In Barranquilla, Colombia, where panelist and chef Sam Gorenstein lived until he was 14 (when his family moved to Miami), the Middle Eastern-Sephardi and Ashkenazi communities brought their traditional foods together. “Whenever there was a bar mitzvah or wedding, all of the grandmothers and mothers brought their special dishes,” he told me. It would not be uncommon, for example, to find a plate of baklava next to a platter of rugelach, or homemade stuffed grape leaves next to gefilte fish. Colombian foods like fried fish and coconut rice also made it on the table. “It was one big potluck,” he said.

One thing that ties the Jewish eating habits together in each of these countries is an aversion to pork. “With any kind of Latin American cooking, there’s the big ‘P’ problem—it is in virtually everything,” Cohen said. “The interesting question is how people get around it.”

In Cuba, Behar said Jews would regularly order tortilla de platanos maduros, a sweet plantain omelet, when dining out at restaurants to ensure their meal did not break the kosher laws. Moreinos Schwartz and others, meanwhile, have developed kosher versions of Brazil’s national dish, feijoada, that swap out chicken for pork. Broadly speaking, Klein said, “the Jewish tendency has been to ‘kosher-ize’ other cuisines” more than create its own distinct cuisine. Case in point: Buenos Aires is home to the only kosher McDonald’s outside of Israel.

In recent decades, as the first generation of immigrants gives way to the second and third, the beginnings of a Jewish fusion cuisine have begun to emerge across parts of Latin America. Most of these dishes, Cohen said, blend traditional Jewish recipes with indigenous ingredients, things like tamarind and chiles. Behar’s mother, for example, fills her hamantaschen with guava paste instead of poppy seeds or prune jam.
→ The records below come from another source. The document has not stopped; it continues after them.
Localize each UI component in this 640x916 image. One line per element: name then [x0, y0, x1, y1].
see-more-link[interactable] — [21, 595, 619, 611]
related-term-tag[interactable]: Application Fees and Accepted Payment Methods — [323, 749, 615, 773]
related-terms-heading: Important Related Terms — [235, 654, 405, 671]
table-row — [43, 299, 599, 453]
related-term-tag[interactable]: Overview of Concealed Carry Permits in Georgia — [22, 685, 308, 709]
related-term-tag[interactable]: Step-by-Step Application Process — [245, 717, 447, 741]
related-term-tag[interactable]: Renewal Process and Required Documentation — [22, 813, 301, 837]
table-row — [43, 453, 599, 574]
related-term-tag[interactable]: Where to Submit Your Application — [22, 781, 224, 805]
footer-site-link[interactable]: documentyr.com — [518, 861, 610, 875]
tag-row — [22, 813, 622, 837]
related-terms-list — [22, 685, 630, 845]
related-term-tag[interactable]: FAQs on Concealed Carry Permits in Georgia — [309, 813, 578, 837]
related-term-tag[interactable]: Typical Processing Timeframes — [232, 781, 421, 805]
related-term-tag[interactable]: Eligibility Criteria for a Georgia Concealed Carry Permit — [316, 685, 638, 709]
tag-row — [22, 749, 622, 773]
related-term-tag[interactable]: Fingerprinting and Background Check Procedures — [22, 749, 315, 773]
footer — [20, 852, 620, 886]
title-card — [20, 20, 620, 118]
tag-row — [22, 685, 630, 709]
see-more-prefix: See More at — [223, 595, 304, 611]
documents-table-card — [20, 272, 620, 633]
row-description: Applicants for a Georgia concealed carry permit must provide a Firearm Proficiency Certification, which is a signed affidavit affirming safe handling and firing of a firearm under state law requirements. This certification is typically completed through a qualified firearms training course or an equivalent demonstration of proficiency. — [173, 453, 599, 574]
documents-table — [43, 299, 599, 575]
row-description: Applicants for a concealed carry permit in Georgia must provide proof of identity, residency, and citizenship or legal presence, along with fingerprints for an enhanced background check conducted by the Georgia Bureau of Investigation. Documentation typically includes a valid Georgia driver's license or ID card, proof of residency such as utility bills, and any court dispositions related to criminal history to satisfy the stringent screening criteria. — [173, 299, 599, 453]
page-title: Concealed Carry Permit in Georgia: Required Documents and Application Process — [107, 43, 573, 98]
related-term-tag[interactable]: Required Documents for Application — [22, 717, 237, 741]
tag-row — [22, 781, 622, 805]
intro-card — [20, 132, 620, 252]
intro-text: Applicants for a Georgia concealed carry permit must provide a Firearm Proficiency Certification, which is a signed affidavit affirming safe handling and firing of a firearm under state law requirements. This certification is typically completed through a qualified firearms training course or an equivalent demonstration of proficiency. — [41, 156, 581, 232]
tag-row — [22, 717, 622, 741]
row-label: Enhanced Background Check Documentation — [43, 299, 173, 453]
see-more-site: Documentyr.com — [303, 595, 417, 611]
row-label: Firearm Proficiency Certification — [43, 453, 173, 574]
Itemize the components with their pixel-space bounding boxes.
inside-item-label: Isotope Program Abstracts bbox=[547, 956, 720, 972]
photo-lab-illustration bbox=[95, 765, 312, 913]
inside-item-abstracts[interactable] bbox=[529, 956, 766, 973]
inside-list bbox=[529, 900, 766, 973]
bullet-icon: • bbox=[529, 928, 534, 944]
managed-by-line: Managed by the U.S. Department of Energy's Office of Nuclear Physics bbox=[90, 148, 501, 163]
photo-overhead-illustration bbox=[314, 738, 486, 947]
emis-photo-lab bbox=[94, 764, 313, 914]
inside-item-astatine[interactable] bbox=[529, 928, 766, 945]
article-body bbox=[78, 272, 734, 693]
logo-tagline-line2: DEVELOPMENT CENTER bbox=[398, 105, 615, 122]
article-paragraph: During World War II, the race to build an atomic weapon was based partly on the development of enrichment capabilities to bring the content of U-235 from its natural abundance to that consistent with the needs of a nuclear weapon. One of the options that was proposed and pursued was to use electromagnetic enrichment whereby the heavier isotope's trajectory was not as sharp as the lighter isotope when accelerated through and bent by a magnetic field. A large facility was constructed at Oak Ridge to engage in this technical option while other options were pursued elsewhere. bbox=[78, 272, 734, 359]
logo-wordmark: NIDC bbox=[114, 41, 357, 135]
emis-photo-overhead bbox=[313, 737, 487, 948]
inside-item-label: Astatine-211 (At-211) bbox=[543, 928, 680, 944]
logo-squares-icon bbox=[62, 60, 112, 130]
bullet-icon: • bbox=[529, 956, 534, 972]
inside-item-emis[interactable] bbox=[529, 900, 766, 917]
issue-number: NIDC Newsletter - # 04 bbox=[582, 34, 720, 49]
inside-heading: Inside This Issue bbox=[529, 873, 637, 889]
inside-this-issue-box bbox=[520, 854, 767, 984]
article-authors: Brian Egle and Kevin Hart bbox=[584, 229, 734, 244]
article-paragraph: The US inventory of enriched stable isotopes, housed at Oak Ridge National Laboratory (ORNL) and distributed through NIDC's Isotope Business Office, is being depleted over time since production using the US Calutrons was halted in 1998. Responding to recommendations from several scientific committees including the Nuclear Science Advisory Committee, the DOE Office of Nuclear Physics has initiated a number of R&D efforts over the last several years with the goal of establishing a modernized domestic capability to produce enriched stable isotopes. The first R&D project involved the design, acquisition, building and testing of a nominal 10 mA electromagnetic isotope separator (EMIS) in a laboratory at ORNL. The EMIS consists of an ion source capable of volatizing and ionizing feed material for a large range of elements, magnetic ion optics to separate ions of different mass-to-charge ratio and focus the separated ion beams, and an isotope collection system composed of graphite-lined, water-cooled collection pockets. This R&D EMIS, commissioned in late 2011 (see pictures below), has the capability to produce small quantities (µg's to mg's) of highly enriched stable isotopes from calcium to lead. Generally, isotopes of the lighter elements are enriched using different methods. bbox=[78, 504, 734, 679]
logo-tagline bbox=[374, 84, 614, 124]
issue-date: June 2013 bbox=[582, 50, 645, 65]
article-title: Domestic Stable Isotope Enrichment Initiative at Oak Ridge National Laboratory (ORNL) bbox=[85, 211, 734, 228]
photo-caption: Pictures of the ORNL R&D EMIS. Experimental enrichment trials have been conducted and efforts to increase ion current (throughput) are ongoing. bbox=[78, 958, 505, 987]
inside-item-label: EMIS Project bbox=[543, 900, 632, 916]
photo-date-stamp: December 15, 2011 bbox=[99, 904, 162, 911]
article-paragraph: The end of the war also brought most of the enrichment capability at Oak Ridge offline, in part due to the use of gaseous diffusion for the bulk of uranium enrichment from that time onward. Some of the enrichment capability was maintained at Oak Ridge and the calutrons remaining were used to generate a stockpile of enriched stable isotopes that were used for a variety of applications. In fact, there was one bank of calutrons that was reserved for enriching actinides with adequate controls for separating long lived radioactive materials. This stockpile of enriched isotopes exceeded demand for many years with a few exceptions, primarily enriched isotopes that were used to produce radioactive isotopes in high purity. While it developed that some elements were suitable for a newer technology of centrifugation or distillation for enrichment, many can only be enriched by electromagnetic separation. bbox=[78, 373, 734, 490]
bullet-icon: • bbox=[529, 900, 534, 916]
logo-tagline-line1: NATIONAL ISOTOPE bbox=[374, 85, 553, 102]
Gorenstein’s mother, likewise, used arequipe, the Colombian take on dulce de leche.

Schmidt’s blog offers other colorful examples. There she shares recipes for Manischewitz Sangria and tortilla chips topped with guacamole and gribenes (chicken skin cracklings). For Shabbat, she often serves a traditional Mexican stew, pozole, with matzoh balls, and bakes loaves of her trademark chile-flecked challah, which serves as the namesake for her blog.

In Brazil, Moreinos Schwartz said, “This fusion phenomenon is very recent.” It has been spurred on by the inevitable cultural exchanges that occur between Jewish women and the Brazilian domestic workers they employ. While working for a family, the employees learn about Jewish cooking and start to substitute Brazil nuts instead of walnuts in honey cake, add yuca flour to challah, or make gefilte fish with local Brazilian fish varieties. “In another 10 years, I have a feeling you will start seeing more and more yuca challah,” she said. “It is absolutely delicious!”

Cumulatively, these culinary explorations do not add up to any sort of unified cuisine—though perhaps in time one will develop. But these recipes and creative explorations remain significant. Food, after all, is a crucial aspect of personal identity and serves as a community binder. “When it comes to cultural ethnicity, everything revolves around food,” Gorenstein said. “Food keeps the memories alive,” agreed Behar. “Each dish tells a story of diaspora, of struggle, of border crossings, of remembering the ancestors, and hope for the future.”